13 August 2013
Sauber rescue deal not yet signed off?
With key signatures still missing from its agreement with supposed Russian saviours, Sauber's future remains shaky ahead of next weekend's Belgian Grand Prix.
The hopes and prayers of Sauber's Hinwil workforce appear to be no nearer being answered after it emerged that key signatures are still needed to cement the team's Russian rescue package.
It was almost a month ago – 15 July to be exact – that the Swiss team issued a statement announcing that a consortium of Russian businesses had agreed to pump much-needed funds into its account, but not a single Euro has been seen in the weeks since then.
According to sources in Germany, the deal is still awaiting key signatures at the Russian end, including that of current president Vladimir Putin. Die Welt claims that both eponymous owner Peter Sauber and team principal Monisha Kaltenborn have made several trips to Moscow in a bid to hurry the deal along as, without Putin's agreement, the Hinwil squad's future is in grave doubt. Meanwhile, another German newspaper, Bild, claims that the board of the National Institute of Aviation Technologies has voted against its part in the rescue package.
It is increasingly likely that, unable to pay its bills, Sauber could see its supply of Ferrari engines cut off, rendering it unable to compete when the 2013 F1 season resumes in Belgium next weekend. With other creditors, including tyre supplier Pirelli, also keen to be paid, the team's debts are reported to be around €80m, with Ferrari reckoned to account for a quarter of that amount and looking for an immediate €7m to ensure that its supply line remains open.
Lead driver Nico Hulkenberg is also amongst those waiting for payment, with around €2.5m thought to be outstanding, while Bild am Sonntag also claims that both current team-mate Esteban Gutierrez (€1m) and former Sauber pilot Kamui Kobayashi (€2.5m) are allegedly also out of pocket.
The €400m rescue bid – involving the Investment Cooperation International Fund, the State Fund of Development of North-West Russian Federation in addition to the National Institute of Aviation Technologies - was initially reported to hinge on Sauber's willingness to promote World Series by Renault midfielder Sergey Sirotkin to an F1 seat in 2014.
The 17-year old, however, has yet to even test an F1 car.

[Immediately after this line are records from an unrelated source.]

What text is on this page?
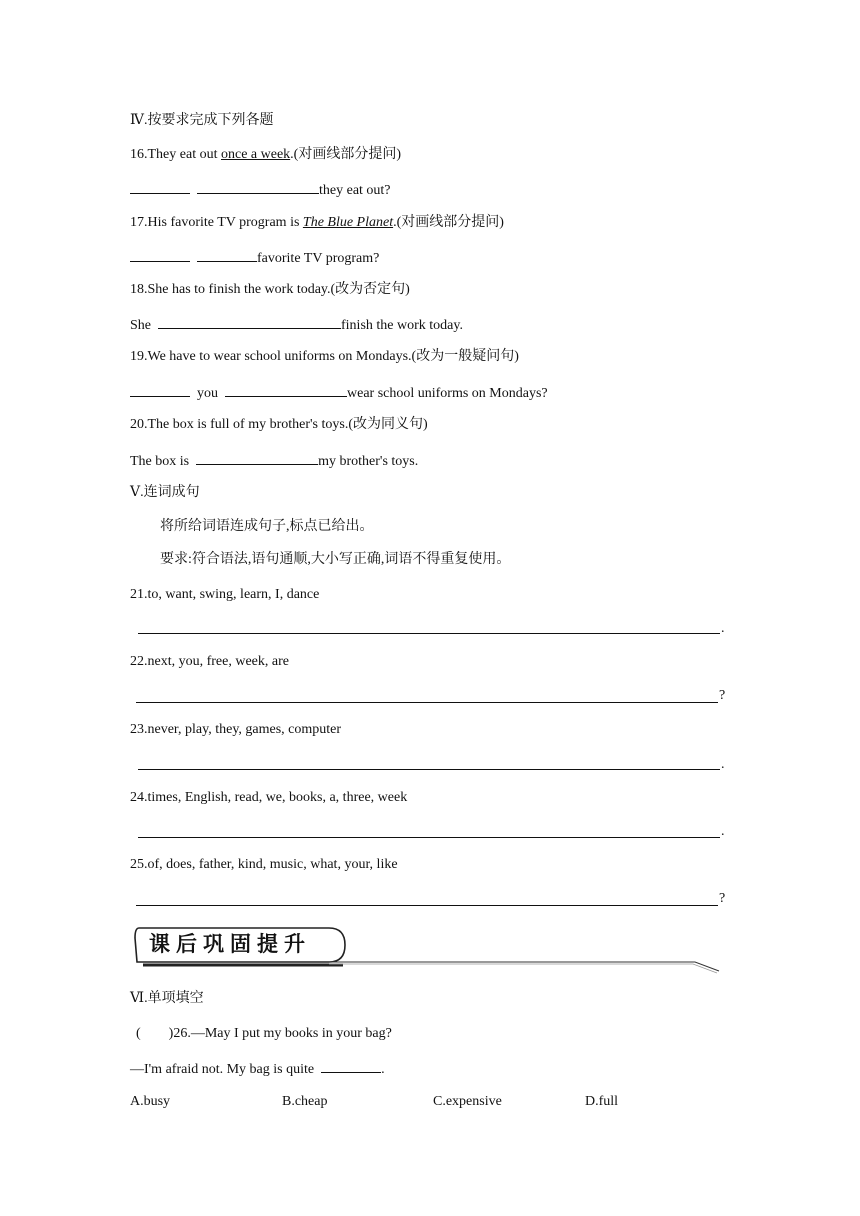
Ⅳ.按要求完成下列各题
16.They eat out once a week.(对画线部分提问)
they eat out?
17.His favorite TV program is The Blue Planet.(对画线部分提问)
favorite TV program?
18.She has to finish the work today.(改为否定句)
She	finish the work today.
19.We have to wear school uniforms on Mondays.(改为一般疑问句)
you	wear school uniforms on Mondays?
20.The box is full of my brother's toys.(改为同义句)
The box is	my brother's toys.
Ⅴ.连词成句
将所给词语连成句子,标点已给出。
要求:符合语法,语句通顺,大小写正确,词语不得重复使用。
21.to, want, swing, learn, I, dance
.
22.next, you, free, week, are
?
23.never, play, they, games, computer
.
24.times, English, read, we, books, a, three, week
.
25.of, does, father, kind, music, what, your, like
?
课后巩固提升
Ⅵ.单项填空
(　　)26.—May I put my books in your bag?
—I'm afraid not. My bag is quite	.
A.busy	B.cheap	C.expensive	D.full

With a record that peaks with the 2011 Formula Abarth European title and third overall in last year's Auto GP World Series, it remains unclear that he will even be granted the necessary FIA superlicence, adding another question mark to the viability of the agreement.
Sirotkin's role in the deal is explained by his father, Oleg, being director general of NIAT. However, Sirotkin Sr's position at the head of the company is now being reported as uncertain and, without the momentum he brings to the rescue, his exit could be key to Sauber's survival.
Although Kaltenborn has tried to buy the team time by claiming that it was only a matter of time while answers were found to Russian red tape that was delaying the rescue, Sauber himself has now called for silence while the matter is resolved.
Meanwhile, some 400 jobs remain in jeopardy at Hinwil, and could ultimately hinge on Sauber finding an alternative saviour. Bild am Sonntag suggests that former Midland and HRT team boss Colin Kolles has made enquiries about acquring a stake in the Swiss squad in exchange for bringing in new sponsorship.